Earlier in the guide, I recommended that you be at least Stage 3 to embark on a life of villainy. Some people just can't wait, and many up-and-coming villains will be fighting Stage 2 heroes. So let's talk about life at Stage 2.

Everyone reading this guide should remember what it was like growing up. Broken bones would set themselves. You'd do better than your peers at school, in sports, and so on. You were better looking, faster, stronger, and generally more awesome. What I want to talk about is the people who don't make it to Stage 3. These are the kids who avoided getting into a life-threatening accident, the ones who didn't take a bullet or get in a car wreck or whatever.

The basics of Stage 2 heroism and villainy look pretty similar. You'll see some common points:
  • Body armor. Yes, you won't permanently show bruises or suffer from broken bones, but do you really want to be hurt to begin with?
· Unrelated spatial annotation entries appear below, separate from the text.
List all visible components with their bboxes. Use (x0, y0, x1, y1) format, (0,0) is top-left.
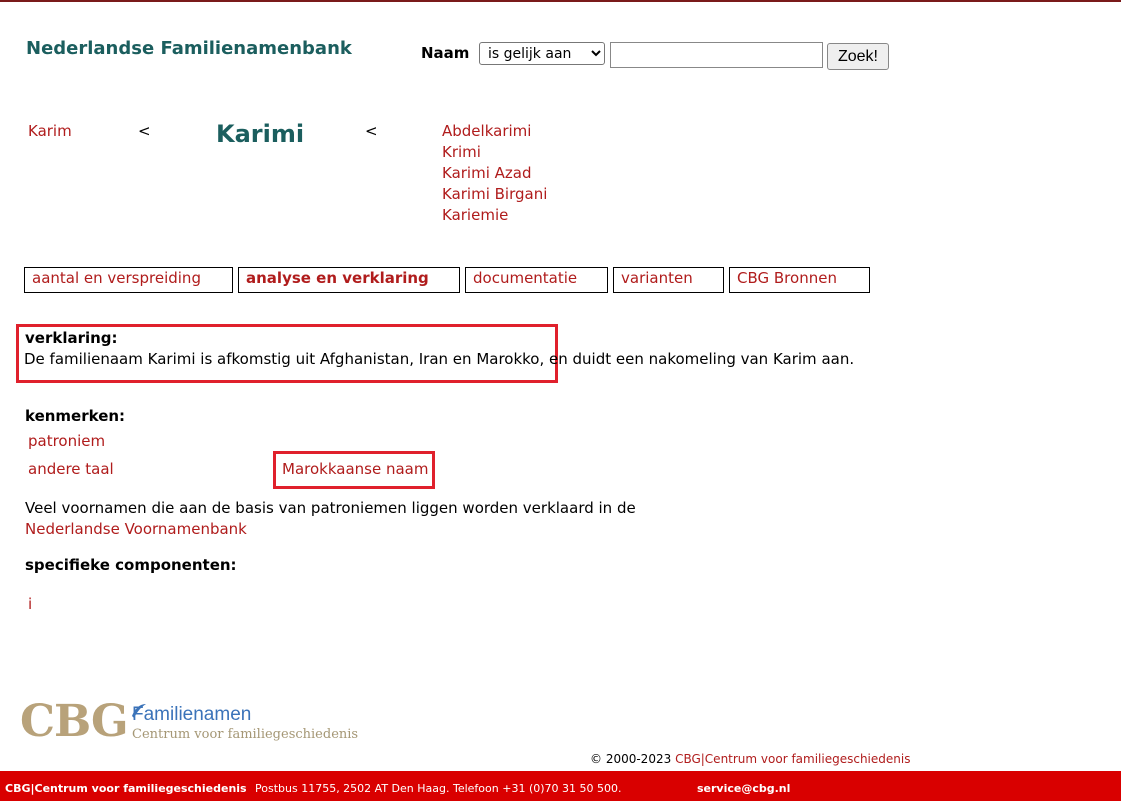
kenmerk-marokkaanse-naam-link[interactable]: Marokkaanse naam (282, 460, 428, 478)
arrow-right: < (365, 122, 378, 140)
current-name: Karimi (216, 120, 305, 148)
footer-bar: CBG|Centrum voor familiegeschiedenis Pos… (0, 771, 1121, 801)
footer-org: CBG|Centrum voor familiegeschiedenis (5, 782, 247, 795)
voornamenbank-link[interactable]: Nederlandse Voornamenbank (25, 520, 247, 538)
footer-email-link[interactable]: service@cbg.nl (697, 782, 790, 795)
verklaring-label: verklaring: (25, 329, 118, 347)
footer-address: Postbus 11755, 2502 AT Den Haag. Telefoo… (255, 782, 622, 795)
variant-link[interactable]: Karimi Azad (442, 164, 532, 182)
components-label: specifieke componenten: (25, 556, 237, 574)
tab-cbg-bronnen[interactable]: CBG Bronnen (729, 267, 870, 293)
tab-aantal-en-verspreiding[interactable]: aantal en verspreiding (24, 267, 233, 293)
kenmerken-label: kenmerken: (25, 407, 126, 425)
cbg-logo[interactable]: CBG Familienamen Centrum voor familieges… (20, 698, 365, 746)
logo-line2: Centrum voor familiegeschiedenis (132, 727, 359, 742)
component-link[interactable]: i (28, 595, 32, 613)
site-title[interactable]: Nederlandse Familienamenbank (26, 38, 352, 59)
logo-line1: Familienamen (132, 704, 252, 725)
arrow-left: < (138, 122, 151, 140)
search-button[interactable]: Zoek! (827, 43, 889, 70)
search-input[interactable] (610, 42, 823, 68)
voornamenbank-note: Veel voornamen die aan de basis van patr… (25, 499, 636, 517)
variant-link[interactable]: Kariemie (442, 206, 508, 224)
kenmerk-andere-taal-link[interactable]: andere taal (28, 460, 114, 478)
variant-link[interactable]: Abdelkarimi (442, 122, 531, 140)
copyright: © 2000-2023 CBG|Centrum voor familiegesc… (590, 752, 910, 766)
kenmerk-patroniem-link[interactable]: patroniem (28, 432, 105, 450)
copyright-text: © 2000-2023 (590, 752, 672, 766)
search-label: Naam (421, 44, 470, 62)
tab-documentatie[interactable]: documentatie (465, 267, 608, 293)
variant-list: Abdelkarimi Krimi Karimi Azad Karimi Bir… (442, 121, 547, 226)
logo-mark: CBG (20, 696, 129, 747)
verklaring-text: De familienaam Karimi is afkomstig uit A… (24, 350, 855, 368)
tab-analyse-en-verklaring[interactable]: analyse en verklaring (238, 267, 460, 293)
copyright-link[interactable]: CBG|Centrum voor familiegeschiedenis (675, 752, 910, 766)
search-mode-select[interactable]: is gelijk aan (479, 42, 605, 65)
previous-name-link[interactable]: Karim (28, 122, 72, 140)
variant-link[interactable]: Karimi Birgani (442, 185, 547, 203)
variant-link[interactable]: Krimi (442, 143, 481, 161)
tab-varianten[interactable]: varianten (613, 267, 724, 293)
Of course not.
  • Exploitation of mundane advantage. Know all those brooding vigilantes of the night? They work at night because it's an advantage that serious powers can usually cover. They encourage a fearful reputation because it's an advantage. Vigilantes with guns are effective because guns are effective. A good Stage 2 super knows how to leverage the environment and his available resources.
  • Secret identity. Some Stage 3 and up supers don't bother, but a day job is still a necessity at Stage 2. They still have to eat, sleep somewhere, and so on. That means money, and that means a job. If they were lucky enough to inherit money, that money is still legal and aboveboard and leaves a trail.
Remember that Stage 2 makes for superior physical and mental traits. Stage 2 supers are typically successful in their chosen field - business, politics, or whatever. A lot of villains who are being harassed by a Stage 2 vigilante have gone after especially successful members of their community, with mixed results. On occasion, a villain has even kidnapped their nemesis and didn't even realize it.

Don't count on being able to identify your target through injury, either. A lot of villains have tried this. They'd break a specific bone or leave a scar or something. Two days later, the millionaire industrialist they suspected would appear at a charity ball, free of any such injury. Word to the wise: even at Stage 2, supers heal quickly.

Some villains say it's bad form to know a hero's secret identity. Others will firebomb their nemesis' home given half a chance. You have to figure out how you feel about this yourself, mostly because karma can come back and bite you hard if you cross this line. All I will say is: if you need a trump card, this isn't a bad one. Just don't play it until you're out of better options.

Tactics for fighting against a Stage 2 hero:
  • Wear him down. Sure, if he's armored, weaksauce attacks may not seem useful. You want quantity, not quality here. Eventually he'll get tired, or frustrated. Even if his body is capable of going on, his heart won't be in it.
  • Negate his advantages. Look for the things he leverages - darkness, fear, whatever - and commit crimes at times and places where those are not helpful to him.
  • Network. Most Stage 2 supers are similar, as mentioned. This means most villains who fight them will have a common collection of tactics for dealing with them. Talk to your fellow villains - if you can - and find out what specific advice they can give you.
  • Timing. With a secret identity, a Stage 2 hero won't be able to fight crime 24/7. Try to get a sense of his schedule, if he keeps one. Plot his appearances on a map of the city, do crimes in different parts of town, and look at his response times. Hopefully you'll be able to narrow down his location.